她站在门槛边回头,他坐在书案后面被最后一抹暮光拢着,侧脸在余晖里被描了一道暖边。他说完那句话之后没有抬头看她,可他的声音从书案那边传过来:“西偏院后面的佛堂,你去守着,每日添一次灯油,换一次清水。”
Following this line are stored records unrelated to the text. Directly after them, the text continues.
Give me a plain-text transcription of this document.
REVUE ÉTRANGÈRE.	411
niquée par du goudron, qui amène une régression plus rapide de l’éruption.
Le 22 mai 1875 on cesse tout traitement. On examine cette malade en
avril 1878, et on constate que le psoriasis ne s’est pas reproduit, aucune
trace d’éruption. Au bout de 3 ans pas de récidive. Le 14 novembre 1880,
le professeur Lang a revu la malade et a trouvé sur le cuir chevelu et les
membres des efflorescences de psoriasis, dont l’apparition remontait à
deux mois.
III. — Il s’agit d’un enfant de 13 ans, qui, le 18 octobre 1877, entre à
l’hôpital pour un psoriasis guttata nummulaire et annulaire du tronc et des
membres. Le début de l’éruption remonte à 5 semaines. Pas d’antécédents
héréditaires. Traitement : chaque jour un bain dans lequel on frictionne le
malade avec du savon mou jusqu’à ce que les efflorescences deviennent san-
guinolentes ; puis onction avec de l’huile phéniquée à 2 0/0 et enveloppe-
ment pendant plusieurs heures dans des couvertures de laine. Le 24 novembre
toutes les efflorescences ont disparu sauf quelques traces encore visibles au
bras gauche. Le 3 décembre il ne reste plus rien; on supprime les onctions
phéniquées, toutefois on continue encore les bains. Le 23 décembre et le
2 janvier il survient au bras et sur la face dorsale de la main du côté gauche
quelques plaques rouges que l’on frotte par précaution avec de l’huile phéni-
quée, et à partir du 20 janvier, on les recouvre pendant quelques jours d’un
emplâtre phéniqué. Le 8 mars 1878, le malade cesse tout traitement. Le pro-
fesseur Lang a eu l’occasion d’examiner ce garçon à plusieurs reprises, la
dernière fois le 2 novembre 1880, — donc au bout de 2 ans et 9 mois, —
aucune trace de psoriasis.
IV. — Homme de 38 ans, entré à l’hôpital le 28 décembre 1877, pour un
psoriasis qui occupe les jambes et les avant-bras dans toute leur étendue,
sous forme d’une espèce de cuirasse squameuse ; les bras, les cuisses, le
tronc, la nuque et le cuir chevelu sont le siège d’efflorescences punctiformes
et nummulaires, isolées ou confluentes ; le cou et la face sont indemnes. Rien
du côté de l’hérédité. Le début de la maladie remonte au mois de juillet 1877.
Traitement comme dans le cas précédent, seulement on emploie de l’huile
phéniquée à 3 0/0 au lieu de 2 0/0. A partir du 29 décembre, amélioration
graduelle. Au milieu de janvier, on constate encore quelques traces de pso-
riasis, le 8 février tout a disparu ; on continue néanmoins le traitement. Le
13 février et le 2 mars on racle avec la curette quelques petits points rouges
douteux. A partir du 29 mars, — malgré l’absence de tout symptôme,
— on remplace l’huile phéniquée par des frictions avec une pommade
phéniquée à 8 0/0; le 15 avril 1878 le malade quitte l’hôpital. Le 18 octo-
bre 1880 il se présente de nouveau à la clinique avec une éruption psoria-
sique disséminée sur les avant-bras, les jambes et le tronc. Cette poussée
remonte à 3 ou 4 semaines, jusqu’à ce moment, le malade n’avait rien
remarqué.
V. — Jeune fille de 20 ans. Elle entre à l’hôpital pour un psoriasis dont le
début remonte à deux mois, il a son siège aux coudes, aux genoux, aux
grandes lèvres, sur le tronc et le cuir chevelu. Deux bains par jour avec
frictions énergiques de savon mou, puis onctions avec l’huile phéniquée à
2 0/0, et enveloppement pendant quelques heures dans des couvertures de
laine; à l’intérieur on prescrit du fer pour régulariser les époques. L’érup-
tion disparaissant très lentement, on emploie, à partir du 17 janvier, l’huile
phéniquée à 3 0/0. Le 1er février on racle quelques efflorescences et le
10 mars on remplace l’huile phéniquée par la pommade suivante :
她应了一声,走出书房的时候暮色正从廊檐外铺进来,把回廊的地砖染成暖橘色。她走过那盏被银灰锦袍男人提过的“燃廊”时停了一步,廊下确实挂着一盏铜灯,灯罩被擦得锃亮,灯芯是新换的,灯油注满了。
她的手垂在身侧,左腕那道疤被袖口严严实实地遮着,隔着衣料摸不出它的轮廓了。她在灯下站了一息,然后继续往前走了。她没有回头,可她知道那盏灯会在入夜之后被点亮,暖黄的光会透过灯罩在廊下铺开一小片温热的亮。
她走过月洞门的时候夜风迎面扑来,把她鬓角散落的碎发吹起来又放下,她抬手别到耳后,指腹擦过耳垂的时候碰到了一点微凉的触感,不知是什么时候沾上的,也许是研墨时溅到的墨点,也许是别的什么。
她收回手继续往西偏院走,身后那盏灯被点亮了,暖黄的光从廊下漫过来,在她经过的夹道尽头投了一小片模糊的亮。她没有回头,可她的步子在经过那片亮光边缘的时候微微慢了那么一瞬,像是被什么看不见的东西拽了一下衣角,随即又恢复了原有的节奏,不紧不慢地走进了更深一层的暮色里。